General entry requirements for Master's level (second cycle)
Applicants enrolled in a programme at Chalmers where the course is included in the study programme are exempted from fulfilling the requirements above.

Specific entry requirements

English 6 (or by other approved means with the equivalent proficiency level)
Applicants enrolled in a programme at Chalmers where the course is included in the study programme are exempted from fulfilling the requirements above.

Course specific prerequisites

Basic skills in mathematical statistics.
Basic skills in scientific programming (for example in Matlab or R) as achieved by completing TMS150 "Stochastic Data Processing and Simulation".

Aim

In Bayesian statistical analysis and decision theory, calculating exact results is often intractable due to the complexity of the involved models and their parameter spaces.
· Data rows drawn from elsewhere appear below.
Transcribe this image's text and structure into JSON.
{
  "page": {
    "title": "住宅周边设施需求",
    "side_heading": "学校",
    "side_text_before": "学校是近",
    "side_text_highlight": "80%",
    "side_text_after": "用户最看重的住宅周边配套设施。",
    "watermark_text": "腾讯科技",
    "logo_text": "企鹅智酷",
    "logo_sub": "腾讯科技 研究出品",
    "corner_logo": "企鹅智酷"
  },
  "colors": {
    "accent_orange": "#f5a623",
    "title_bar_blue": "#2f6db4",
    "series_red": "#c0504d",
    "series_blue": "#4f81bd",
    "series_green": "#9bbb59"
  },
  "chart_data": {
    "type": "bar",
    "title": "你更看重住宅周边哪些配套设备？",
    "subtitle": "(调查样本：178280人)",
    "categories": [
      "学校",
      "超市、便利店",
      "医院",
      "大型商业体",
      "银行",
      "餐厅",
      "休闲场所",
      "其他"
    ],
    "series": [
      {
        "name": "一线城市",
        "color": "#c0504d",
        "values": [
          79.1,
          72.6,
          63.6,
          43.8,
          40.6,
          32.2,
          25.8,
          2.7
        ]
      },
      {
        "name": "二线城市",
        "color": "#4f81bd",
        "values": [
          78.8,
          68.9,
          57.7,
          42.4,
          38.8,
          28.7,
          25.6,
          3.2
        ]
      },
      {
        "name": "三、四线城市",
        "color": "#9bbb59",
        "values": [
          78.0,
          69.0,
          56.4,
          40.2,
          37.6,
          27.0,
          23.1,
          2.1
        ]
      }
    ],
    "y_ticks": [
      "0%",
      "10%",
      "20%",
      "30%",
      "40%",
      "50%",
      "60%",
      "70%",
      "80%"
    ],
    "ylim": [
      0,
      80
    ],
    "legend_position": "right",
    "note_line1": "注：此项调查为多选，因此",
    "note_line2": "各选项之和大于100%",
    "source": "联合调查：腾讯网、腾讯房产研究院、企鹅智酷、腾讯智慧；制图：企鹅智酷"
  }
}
This course aims at equipping the student with practical and theoretical skills for utilizing computationally intensive methods to solve such tasks, in particular in the form of stochastic simulations.
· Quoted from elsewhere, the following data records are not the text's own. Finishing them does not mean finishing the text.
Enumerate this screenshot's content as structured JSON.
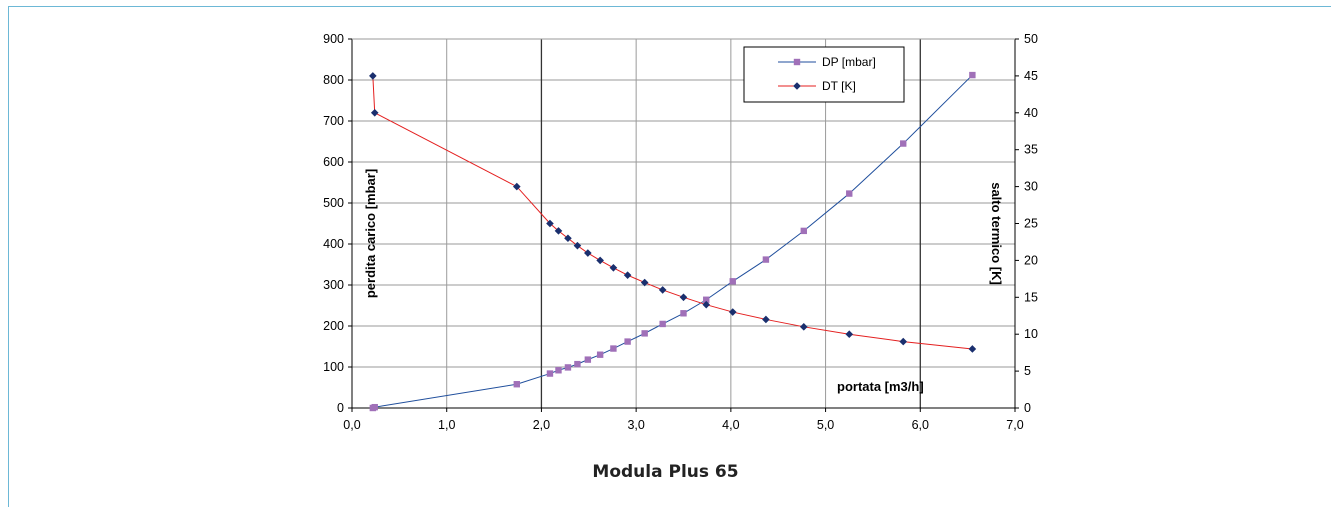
{
  "caption": "Modula Plus 65",
  "colors": {
    "dp": "#1f4e9c",
    "dp_marker": "#a070b8",
    "dt": "#e41f1f",
    "dt_marker": "#1a2f6e",
    "frame": "#6db8d6"
  },
  "chart_data": {
    "type": "line",
    "title": "",
    "xlabel": "portata [m3/h]",
    "ylabel": "perdita carico [mbar]",
    "y2label": "salto termico [K]",
    "xlim": [
      0,
      7
    ],
    "ylim": [
      0,
      900
    ],
    "y2lim": [
      0,
      50
    ],
    "x_ticks": [
      "0,0",
      "1,0",
      "2,0",
      "3,0",
      "4,0",
      "5,0",
      "6,0",
      "7,0"
    ],
    "y_ticks": [
      "0",
      "100",
      "200",
      "300",
      "400",
      "500",
      "600",
      "700",
      "800",
      "900"
    ],
    "y2_ticks": [
      "0",
      "5",
      "10",
      "15",
      "20",
      "25",
      "30",
      "35",
      "40",
      "45",
      "50"
    ],
    "grid": true,
    "legend_position": "top-right",
    "series": [
      {
        "name": "DP [mbar]",
        "axis": "left",
        "points": [
          [
            0.22,
            0
          ],
          [
            0.24,
            2
          ],
          [
            1.74,
            58
          ],
          [
            2.09,
            84
          ],
          [
            2.18,
            92
          ],
          [
            2.28,
            99
          ],
          [
            2.38,
            107
          ],
          [
            2.49,
            118
          ],
          [
            2.62,
            130
          ],
          [
            2.76,
            145
          ],
          [
            2.91,
            162
          ],
          [
            3.09,
            182
          ],
          [
            3.28,
            205
          ],
          [
            3.5,
            231
          ],
          [
            3.74,
            264
          ],
          [
            4.02,
            309
          ],
          [
            4.37,
            362
          ],
          [
            4.77,
            432
          ],
          [
            5.25,
            523
          ],
          [
            5.82,
            645
          ],
          [
            6.55,
            812
          ]
        ]
      },
      {
        "name": "DT [K]",
        "axis": "right",
        "points": [
          [
            0.22,
            45
          ],
          [
            0.24,
            40
          ],
          [
            1.74,
            30
          ],
          [
            2.09,
            25
          ],
          [
            2.18,
            24
          ],
          [
            2.28,
            23
          ],
          [
            2.38,
            22
          ],
          [
            2.49,
            21
          ],
          [
            2.62,
            20
          ],
          [
            2.76,
            19
          ],
          [
            2.91,
            18
          ],
          [
            3.09,
            17
          ],
          [
            3.28,
            16
          ],
          [
            3.5,
            15
          ],
          [
            3.74,
            14
          ],
          [
            4.02,
            13
          ],
          [
            4.37,
            12
          ],
          [
            4.77,
            11
          ],
          [
            5.25,
            10
          ],
          [
            5.82,
            9
          ],
          [
            6.55,
            8
          ]
        ]
      }
    ]
  }
}
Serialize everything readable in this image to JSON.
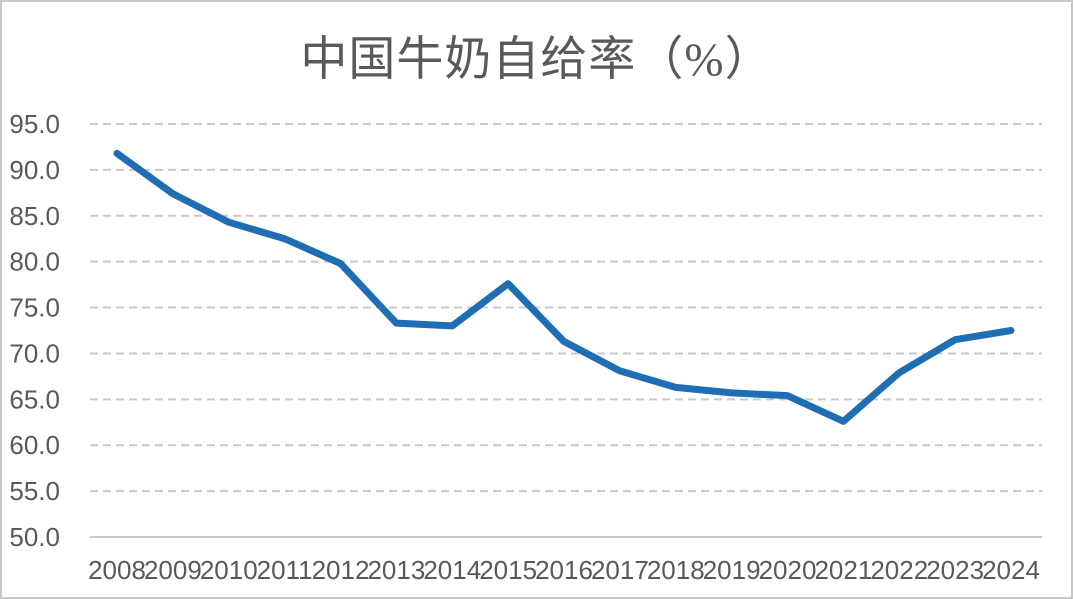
{
  "chart_data": {
    "type": "line",
    "title": "中国牛奶自给率（%）",
    "xlabel": "",
    "ylabel": "",
    "categories": [
      "2008",
      "2009",
      "2010",
      "2011",
      "2012",
      "2013",
      "2014",
      "2015",
      "2016",
      "2017",
      "2018",
      "2019",
      "2020",
      "2021",
      "2022",
      "2023",
      "2024"
    ],
    "series": [
      {
        "name": "中国牛奶自给率",
        "values": [
          91.8,
          87.4,
          84.3,
          82.5,
          79.8,
          73.3,
          73.0,
          77.6,
          71.3,
          68.1,
          66.3,
          65.7,
          65.4,
          62.6,
          67.9,
          71.5,
          72.5
        ]
      }
    ],
    "ylim": [
      50,
      95
    ],
    "yticks": [
      {
        "value": 95,
        "label": "95.0"
      },
      {
        "value": 90,
        "label": "90.0"
      },
      {
        "value": 85,
        "label": "85.0"
      },
      {
        "value": 80,
        "label": "80.0"
      },
      {
        "value": 75,
        "label": "75.0"
      },
      {
        "value": 70,
        "label": "70.0"
      },
      {
        "value": 65,
        "label": "65.0"
      },
      {
        "value": 60,
        "label": "60.0"
      },
      {
        "value": 55,
        "label": "55.0"
      },
      {
        "value": 50,
        "label": "50.0"
      }
    ],
    "grid": "horizontal-dashed",
    "legend": "none",
    "colors": {
      "line": "#1f6eb4",
      "gridline": "#c9c9c9",
      "axis_line": "#c9c9c9",
      "tick_label": "#595959",
      "title": "#595959",
      "background": "#ffffff",
      "frame_border": "#c9c9c9"
    }
  }
}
A special effort will be made to help the student to see the connections and interplay between statistical modeling and applied problem solving, as well as computational and theoretical aspects of the models.
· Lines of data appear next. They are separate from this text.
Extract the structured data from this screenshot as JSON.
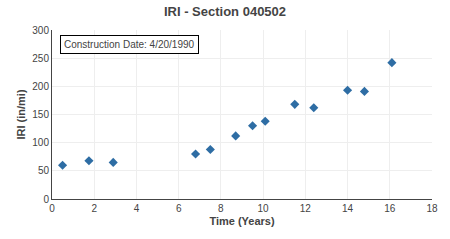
{
  "chart_data": {
    "type": "scatter",
    "title": "IRI - Section 040502",
    "xlabel": "Time (Years)",
    "ylabel": "IRI (in/mi)",
    "annotation": "Construction Date: 4/20/1990",
    "x": [
      0.5,
      1.75,
      2.9,
      6.8,
      7.5,
      8.7,
      9.5,
      10.1,
      11.5,
      12.4,
      14.0,
      14.8,
      16.1
    ],
    "values": [
      60,
      68,
      65,
      80,
      88,
      112,
      130,
      138,
      168,
      162,
      193,
      191,
      242
    ],
    "color": "#2E6DA4",
    "marker": "diamond",
    "xlim": [
      0,
      18
    ],
    "ylim": [
      0,
      300
    ],
    "xticks": [
      0,
      2,
      4,
      6,
      8,
      10,
      12,
      14,
      16,
      18
    ],
    "yticks": [
      0,
      50,
      100,
      150,
      200,
      250,
      300
    ],
    "grid": true
  }
}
Learning outcomes (after completion of the course the student should be able to)

On successful completion of the course the student will be able to
  • explain and apply a Bayesian approach to probability inference,
  • implement important computational algorithms for Bayesian inference, for example Metropolis-Hastings MCMC,
  • make independent and informed decisions about statistical modeling and
    computational choices,
  • present his or her analysis in a structured and pedagogical way.


Content

  • Philosophy of Bayesian statistics.
  • Conjugate priors and improper priors.
  • Approximate methods for low-dimensional parameter spaces.
  • Basic sampling methods.
  • Monte Carlo integration.
  • Advanced sampling methods such as Markov chain Monte Carlo (MCMC).
  • Hierarchical models.
  • Computations for Bayesian Networks.
  • Basic information theory.
  • The EM algorithm.
  • Basic variational Bayes methods.

Organisation

Lectures and obligatory computer based hand-in assignments.

Literature

A compendium written for the course, and in addition, some supporting literature:
  • Excerpts from Albert: Bayesian Computation with R (2009) Springer (ISBN 978-0-387-92297-3). Available in electronic format through the Chalmers library.
  • Excerpts from Bishop: Pattern Recognition And Machine Learning (2006) Springer (ISBN-10: 0-387-31073-8). Available on-line.
  • Excerpts from Robert & Casella: Introducing Monte Carlo Methods with R (2010) Springer (ISBN: 978-1-4419-1575-7). Available in electronic format through the Chalmers library.

Examination including compulsory elements

Compulsory computer based hand-in assignments. The grade will be based on a written examination at the end of the course.

The course examiner may assess individual students in other ways than what is stated above if there are special reasons for doing so, for example if a student has a decision from Chalmers on educational support due to disability.